El cónsul nos prometió, y cumplió, que investigaría en los archivos policiales y haría llegar la orden de Interpol a las autoridades sirias. Después de casi veinticuatro horas retenidos y detenidos en el aeropuerto internacional de Damasco, fuimos literalmente escoltados hasta la misma puerta del avión de la Sirian Arab Airlines con destino a Madrid. Allí mismo nos devolvieron el pasaporte y nos juraron que el equipaje, que no habíamos vuelto a ver, estaba dentro del avión. Un policía sirio nos acompañó, camuflado, pensaba él, entre los asientos de business en los que viajábamos. Si su objetivo era escuchar, viajó en balde. Poco hablamos en el camino, apenas estuvimos despiertos. La tensión vivida las últimas veinticuatro horas nos tenía reventados. Aunque había muchos más motivos, además del sueño y el cansancio, para el silencio. Yo traía historia para mi reportaje, pero me sentía vacío. Entre otras muchas razones, Sara no regresaba con nosotros.
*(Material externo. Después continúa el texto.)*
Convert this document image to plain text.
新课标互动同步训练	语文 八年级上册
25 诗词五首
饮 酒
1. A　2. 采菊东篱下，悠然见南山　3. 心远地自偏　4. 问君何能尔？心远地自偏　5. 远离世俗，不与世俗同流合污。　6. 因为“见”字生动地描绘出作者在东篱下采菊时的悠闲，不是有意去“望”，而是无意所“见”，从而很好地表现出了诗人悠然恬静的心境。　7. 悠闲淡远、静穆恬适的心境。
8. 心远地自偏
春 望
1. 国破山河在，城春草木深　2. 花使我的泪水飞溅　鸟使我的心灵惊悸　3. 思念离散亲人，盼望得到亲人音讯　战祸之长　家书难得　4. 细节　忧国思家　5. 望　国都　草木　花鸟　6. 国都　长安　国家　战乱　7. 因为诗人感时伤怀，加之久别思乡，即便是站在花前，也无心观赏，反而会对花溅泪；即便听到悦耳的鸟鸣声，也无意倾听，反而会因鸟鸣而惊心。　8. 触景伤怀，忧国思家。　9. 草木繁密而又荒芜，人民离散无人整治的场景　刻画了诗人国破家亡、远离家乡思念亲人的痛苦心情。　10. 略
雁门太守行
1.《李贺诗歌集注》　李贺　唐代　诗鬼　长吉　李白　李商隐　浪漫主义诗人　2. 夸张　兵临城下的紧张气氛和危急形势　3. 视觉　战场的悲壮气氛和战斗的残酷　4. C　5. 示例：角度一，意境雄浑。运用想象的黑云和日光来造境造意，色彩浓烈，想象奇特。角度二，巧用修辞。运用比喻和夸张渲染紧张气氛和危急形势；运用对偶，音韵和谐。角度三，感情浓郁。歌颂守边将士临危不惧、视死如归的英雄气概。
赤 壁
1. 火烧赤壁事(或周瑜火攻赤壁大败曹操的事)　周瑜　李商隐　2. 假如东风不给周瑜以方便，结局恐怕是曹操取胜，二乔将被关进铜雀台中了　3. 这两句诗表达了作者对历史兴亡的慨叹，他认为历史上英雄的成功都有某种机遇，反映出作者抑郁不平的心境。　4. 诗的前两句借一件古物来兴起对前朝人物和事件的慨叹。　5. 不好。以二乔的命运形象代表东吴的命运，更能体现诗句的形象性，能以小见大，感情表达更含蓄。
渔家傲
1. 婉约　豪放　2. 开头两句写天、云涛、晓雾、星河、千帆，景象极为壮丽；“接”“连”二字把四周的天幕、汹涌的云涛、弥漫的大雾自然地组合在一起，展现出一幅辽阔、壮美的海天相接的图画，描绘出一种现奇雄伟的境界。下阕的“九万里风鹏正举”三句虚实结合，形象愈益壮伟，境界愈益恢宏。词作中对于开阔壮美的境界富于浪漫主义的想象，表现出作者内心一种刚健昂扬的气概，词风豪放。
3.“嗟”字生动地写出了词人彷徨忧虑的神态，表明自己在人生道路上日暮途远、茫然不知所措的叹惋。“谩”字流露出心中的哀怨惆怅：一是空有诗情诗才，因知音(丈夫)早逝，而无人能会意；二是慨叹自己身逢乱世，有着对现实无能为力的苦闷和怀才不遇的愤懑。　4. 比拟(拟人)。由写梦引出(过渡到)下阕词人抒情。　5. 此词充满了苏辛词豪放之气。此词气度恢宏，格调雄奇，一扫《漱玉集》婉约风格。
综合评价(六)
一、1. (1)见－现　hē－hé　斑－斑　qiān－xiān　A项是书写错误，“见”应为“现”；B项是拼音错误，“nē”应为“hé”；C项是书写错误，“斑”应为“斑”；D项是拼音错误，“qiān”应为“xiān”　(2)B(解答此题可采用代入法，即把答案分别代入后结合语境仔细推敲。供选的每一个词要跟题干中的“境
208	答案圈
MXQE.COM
Leticia llegó destrozada a Madrid. Su orgullo como madre no le permitía asimilar tan fácilmente una derrota así. Le habíamos hecho sentir, entre todos, que su hija estaba próxima. Que Sara volvería con ella a España o que, al menos, la podría ver, besar, abrazar, aunque fuera un rato. Todo se quedó en el deseo. Lo peor es que ahora tenía la sensación de ver a su hija muy lejos. De sentirla perdida del todo. Guiada por otra mujer, la nueva esposa de Abbas, o al menos, esa era la parte de la historia que conocíamos en aquellos momentos. Su orgullo de mujer también estaba dañado. Leticia había dejado de ser «el ángel que ha bajado del cielo, para salvarme del pozo en que estoy metido… y para despertarme de mis horribles sueños y pesadillas», como le escribió de su puño y letra Abbas a Leticia, en aquella carta de amor desesperada no hacía tantos años.
Cuando llegamos a Barajas, Leticia se abrazó a sus hijos y lloró largamente y en silencio. Otra batalla perdida. Laura y Carlos habían estado preparando un recibimiento muy especial, desde que supieron que había alguna posibilidad de que regresara Sara, pero hubo que pararlo todo. Laura lloraba desconsoladamente. Sus fantasmas del pasado habían vuelto al presente. Se le hacía duro vivir con la carga de sus remordimientos. Nuevamente, todo estaba como al principio. Sara seguía secuestrada en el infierno.